The Who’s Tommy
Paramount Theater, Aurora, IL
Adaptations of things we love can change our relationship with the source material. The best adaptations add new dimensions and new understandings of the source material (see NBC’s Hannibal or Johnny Cash’s cover of NIN’s “Hurt”), helping you to understand how rich it is or a different side of it. The worst adaptations make you question the source material and why you ever liked it in the first place. Unfortunately, the latter is the case with the Who’s Tommy. The album that birthed the rock opera, Tommy helped me grow an appreciation for the concept record and the Who themselves. In college I saw the movie which features the likes of Tina Turner and Elton John, which is absolutely terrible, but I just counted that as Hollywood screwing it up.
I finally got around to seeing the musical adaptation of Tommy at Aurora’s Paramount Theater, which debuted on Broadway in 1993 and has since made it around the country and been picked up by different production groups. I assumed like most things, Broadway magic would take over and it would be a feel good, entertaining show. Instead, my wife and I suffered through one of the worst two hours of “entertainment” I can remember, calling into question what makes Tommy so great beyond it being the first of its kind.
To be sure, not everything is meant to be adapted from audio to visual. I think for example, of the Janelle Monae’s entire catalogue, which centers around a narrative involving her android alter-ego Cindi Mayweather, or David Bowie’s space messiah Ziggy Stardust. Music narratives can be more outlandish because they don’t have to be visualized, being extreme in order to convey an emotional point more thoroughly. And Tommy would have remained fine if it would have just been left as an album. However, by doing a musical and movie version of the concept album loosely based on Who guitarist Pete Townsend’s childhood, it draws tons of attention on just how stupid and ridiculous a story Townsend came up with to mirror his own childhood.

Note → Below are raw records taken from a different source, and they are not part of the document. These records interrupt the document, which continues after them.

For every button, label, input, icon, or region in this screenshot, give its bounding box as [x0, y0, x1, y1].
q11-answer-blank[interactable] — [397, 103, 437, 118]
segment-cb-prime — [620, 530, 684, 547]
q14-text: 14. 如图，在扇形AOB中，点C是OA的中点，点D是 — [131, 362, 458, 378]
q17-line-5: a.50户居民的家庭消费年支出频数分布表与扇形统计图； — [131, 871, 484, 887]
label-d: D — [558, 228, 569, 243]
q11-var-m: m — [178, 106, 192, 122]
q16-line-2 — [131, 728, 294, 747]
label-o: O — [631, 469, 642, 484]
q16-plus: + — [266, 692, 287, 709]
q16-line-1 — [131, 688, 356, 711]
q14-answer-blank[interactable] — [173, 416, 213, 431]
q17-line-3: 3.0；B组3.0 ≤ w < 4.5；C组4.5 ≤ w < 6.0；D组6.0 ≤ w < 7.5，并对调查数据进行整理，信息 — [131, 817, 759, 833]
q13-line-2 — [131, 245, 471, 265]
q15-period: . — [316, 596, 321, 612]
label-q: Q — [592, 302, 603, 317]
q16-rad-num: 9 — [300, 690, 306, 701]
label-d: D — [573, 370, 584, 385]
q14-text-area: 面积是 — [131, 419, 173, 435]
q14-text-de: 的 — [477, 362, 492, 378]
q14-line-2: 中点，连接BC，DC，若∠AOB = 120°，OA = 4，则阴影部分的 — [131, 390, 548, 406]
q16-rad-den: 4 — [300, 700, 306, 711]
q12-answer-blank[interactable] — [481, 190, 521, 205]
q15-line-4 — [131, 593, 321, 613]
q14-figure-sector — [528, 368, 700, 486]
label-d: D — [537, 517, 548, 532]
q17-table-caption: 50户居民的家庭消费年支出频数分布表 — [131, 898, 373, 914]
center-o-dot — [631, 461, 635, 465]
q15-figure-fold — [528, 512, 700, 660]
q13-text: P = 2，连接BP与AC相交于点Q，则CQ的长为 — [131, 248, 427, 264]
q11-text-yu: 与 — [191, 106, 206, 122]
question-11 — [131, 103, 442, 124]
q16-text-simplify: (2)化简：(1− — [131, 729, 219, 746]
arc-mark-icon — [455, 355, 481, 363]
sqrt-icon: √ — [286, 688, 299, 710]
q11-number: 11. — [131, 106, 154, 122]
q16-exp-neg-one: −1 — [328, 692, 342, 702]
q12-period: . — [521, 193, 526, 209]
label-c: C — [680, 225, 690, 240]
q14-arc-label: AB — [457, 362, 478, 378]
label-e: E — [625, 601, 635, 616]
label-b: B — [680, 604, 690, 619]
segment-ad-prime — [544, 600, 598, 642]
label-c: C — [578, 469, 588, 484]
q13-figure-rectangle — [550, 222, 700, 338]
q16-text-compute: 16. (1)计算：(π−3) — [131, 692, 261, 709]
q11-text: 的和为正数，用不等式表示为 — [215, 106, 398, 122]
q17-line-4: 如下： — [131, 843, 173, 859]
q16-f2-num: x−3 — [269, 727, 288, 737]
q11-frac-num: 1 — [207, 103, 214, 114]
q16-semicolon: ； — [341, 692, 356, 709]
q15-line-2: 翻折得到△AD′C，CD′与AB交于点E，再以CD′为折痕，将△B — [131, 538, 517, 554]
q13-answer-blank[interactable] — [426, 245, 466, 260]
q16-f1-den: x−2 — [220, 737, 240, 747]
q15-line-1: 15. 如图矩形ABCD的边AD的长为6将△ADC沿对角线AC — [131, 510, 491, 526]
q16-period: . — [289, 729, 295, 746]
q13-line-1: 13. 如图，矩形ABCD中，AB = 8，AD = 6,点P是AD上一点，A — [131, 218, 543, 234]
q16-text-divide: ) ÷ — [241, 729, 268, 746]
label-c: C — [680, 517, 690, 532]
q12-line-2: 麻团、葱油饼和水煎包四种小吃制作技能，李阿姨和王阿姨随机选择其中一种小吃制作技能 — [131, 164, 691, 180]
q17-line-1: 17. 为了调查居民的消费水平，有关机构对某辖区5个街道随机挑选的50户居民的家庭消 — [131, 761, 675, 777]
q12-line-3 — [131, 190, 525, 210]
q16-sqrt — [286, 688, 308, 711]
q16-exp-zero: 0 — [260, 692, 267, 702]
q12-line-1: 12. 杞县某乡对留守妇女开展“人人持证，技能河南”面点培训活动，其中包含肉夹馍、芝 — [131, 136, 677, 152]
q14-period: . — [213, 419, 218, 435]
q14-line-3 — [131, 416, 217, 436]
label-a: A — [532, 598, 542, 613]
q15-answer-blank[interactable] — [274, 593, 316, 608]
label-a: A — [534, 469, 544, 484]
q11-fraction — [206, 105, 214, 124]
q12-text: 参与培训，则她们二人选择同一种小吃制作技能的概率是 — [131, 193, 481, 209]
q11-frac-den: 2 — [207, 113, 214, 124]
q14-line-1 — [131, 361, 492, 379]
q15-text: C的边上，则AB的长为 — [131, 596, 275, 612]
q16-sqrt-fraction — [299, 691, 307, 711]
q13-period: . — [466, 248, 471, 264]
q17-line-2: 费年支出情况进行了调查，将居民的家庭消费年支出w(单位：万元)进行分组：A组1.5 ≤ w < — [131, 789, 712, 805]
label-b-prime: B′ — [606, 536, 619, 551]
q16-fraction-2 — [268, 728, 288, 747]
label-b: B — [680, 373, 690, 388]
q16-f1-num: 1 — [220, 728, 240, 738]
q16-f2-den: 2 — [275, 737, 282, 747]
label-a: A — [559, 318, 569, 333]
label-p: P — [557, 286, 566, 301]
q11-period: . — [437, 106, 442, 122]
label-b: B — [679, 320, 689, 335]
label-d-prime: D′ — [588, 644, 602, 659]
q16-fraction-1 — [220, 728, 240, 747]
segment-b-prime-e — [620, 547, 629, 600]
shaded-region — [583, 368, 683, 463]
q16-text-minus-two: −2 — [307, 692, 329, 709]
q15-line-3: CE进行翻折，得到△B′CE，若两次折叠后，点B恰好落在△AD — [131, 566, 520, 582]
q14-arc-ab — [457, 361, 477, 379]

When I say stupid and ridiculous, I mean the idea of a boy going deaf, dumb and blind (and calling it deaf, dumb, and blind) from seeing his father murder his mom’s lover and then that being reversed when a mirror is smashed in the third act. I mean two attempts at child molestation (one successful in Uncle Ernie and one not with the Acid Queen) within a 15 minute span of the musical, done to a 10 year old child. I also mean Tommy becoming a huge megastar on the back of playing pinball really well with fans having a Beatlemania level of love for him. I mean the second half of the story being pretty much incomprehensible leaving half the audience asking what just happened. It makes no sense to make this subject matter a musical for certain, but it does call into question why this story makes sense at all.
The Aurora production also made matters worse with poor acting, shrill singing, cheesy effects, and a sloppy band. But again, all this can seem bad just because of the source material.
There is also something to the fact that childhood trauma makes for really poor Broadway material. My friend Alex recommended I cleanse my palette by listening to Live at Leeds or Who’s Next to re-establish my love for the Who, but I’m afraid it’s going to take an Men In Black memory zapper type of device to undo the damage done by the musical The Who’s Tommy. It’s really that bad.